Representation error refers to the fact that some (most, actually) decimal fractions cannot be represented exactly as binary (base 2) fractions. This is the chief reason why Python (or Perl, C, C++, Java, Fortran, and many others) often won’t display the exact decimal number you expect:
>>> 0.1 + 0.2
0.30000000000000004
Why is that? 1/10 and 2/10 are not exactly representable as a binary fraction. Almost all machines today (July 2010) use IEEE-754 floating point arithmetic, and almost all platforms map Python floats to IEEE-754 “double precision”. 754 doubles contain 53 bits of precision, so on input the computer strives to convert 0.1 to the closest fraction it can of the form J/2**N where J is an integer containing exactly 53 bits.

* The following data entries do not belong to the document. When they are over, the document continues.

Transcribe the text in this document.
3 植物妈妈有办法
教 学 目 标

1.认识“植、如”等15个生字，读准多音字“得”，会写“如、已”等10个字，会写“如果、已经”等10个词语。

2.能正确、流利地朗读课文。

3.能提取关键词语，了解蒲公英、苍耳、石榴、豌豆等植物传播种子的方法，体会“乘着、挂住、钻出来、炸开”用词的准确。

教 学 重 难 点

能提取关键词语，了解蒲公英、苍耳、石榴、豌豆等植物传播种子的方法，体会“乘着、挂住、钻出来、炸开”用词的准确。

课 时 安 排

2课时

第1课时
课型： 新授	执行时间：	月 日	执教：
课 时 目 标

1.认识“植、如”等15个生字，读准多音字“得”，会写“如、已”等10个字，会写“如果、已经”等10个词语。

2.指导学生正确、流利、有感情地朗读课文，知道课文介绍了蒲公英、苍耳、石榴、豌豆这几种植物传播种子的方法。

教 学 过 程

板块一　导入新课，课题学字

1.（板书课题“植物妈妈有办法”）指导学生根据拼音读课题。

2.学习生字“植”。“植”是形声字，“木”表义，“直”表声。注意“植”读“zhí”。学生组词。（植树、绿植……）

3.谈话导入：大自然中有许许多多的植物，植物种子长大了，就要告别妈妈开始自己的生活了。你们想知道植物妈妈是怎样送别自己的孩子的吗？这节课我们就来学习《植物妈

Rewriting
1 / 10 ~= J / (2**N)
写为
J ~= 2**N / 10
并且由于 J 恰好有 53 位 (即 >= 2**52
但 < 2**53
),N 的最佳值为 56:
>>> 2**52
4503599627370496
>>> 2**53
9007199254740992
>>> 2**56/10
7205759403792793
That is, 56 is the only value for N that leaves J with exactly 53 bits. The best possible value for J is then that quotient rounded:
>>> q, r = divmod(2**56, 10)
>>> r
6
由于余数超过 10 的一半,最佳近似值可通过四舍五入获得:
>>> q+1
7205759403792794
Therefore the best possible approximation to 1/10 in 754 double precision is that over 2**56, or
7205759403792794 / 72057594037927936
请注意由于我们做了向上舍入,这个结果实际上略大于 1/10;如果我们没有向上舍入,则商将会略小于 1/10。 但无论如何它都不会是 精确的 1/10!
因此计算永远不会“看到”1/10:它实际看到的就是上面所给出的小数,它所能达到的最佳 754 双精度近似值:
>>> .1 * 2**56
7205759403792794.0
If we multiply that fraction by 10**30, we can see the (truncated) value of its 30 most significant decimal digits:
>>> 7205759403792794 * 10**30 // 2**56
100000000000000005551115123125L
meaning that the exact number stored in the computer is approximately equal to the decimal value 0.100000000000000005551115123125. In versions prior to Python 2.7 and Python 3.1, Python rounded this value to 17 significant digits, giving ‘0.10000000000000001’. In current versions, Python displays a value based on the shortest decimal fraction that rounds correctly back to the true binary value, resulting simply in ‘0.1’.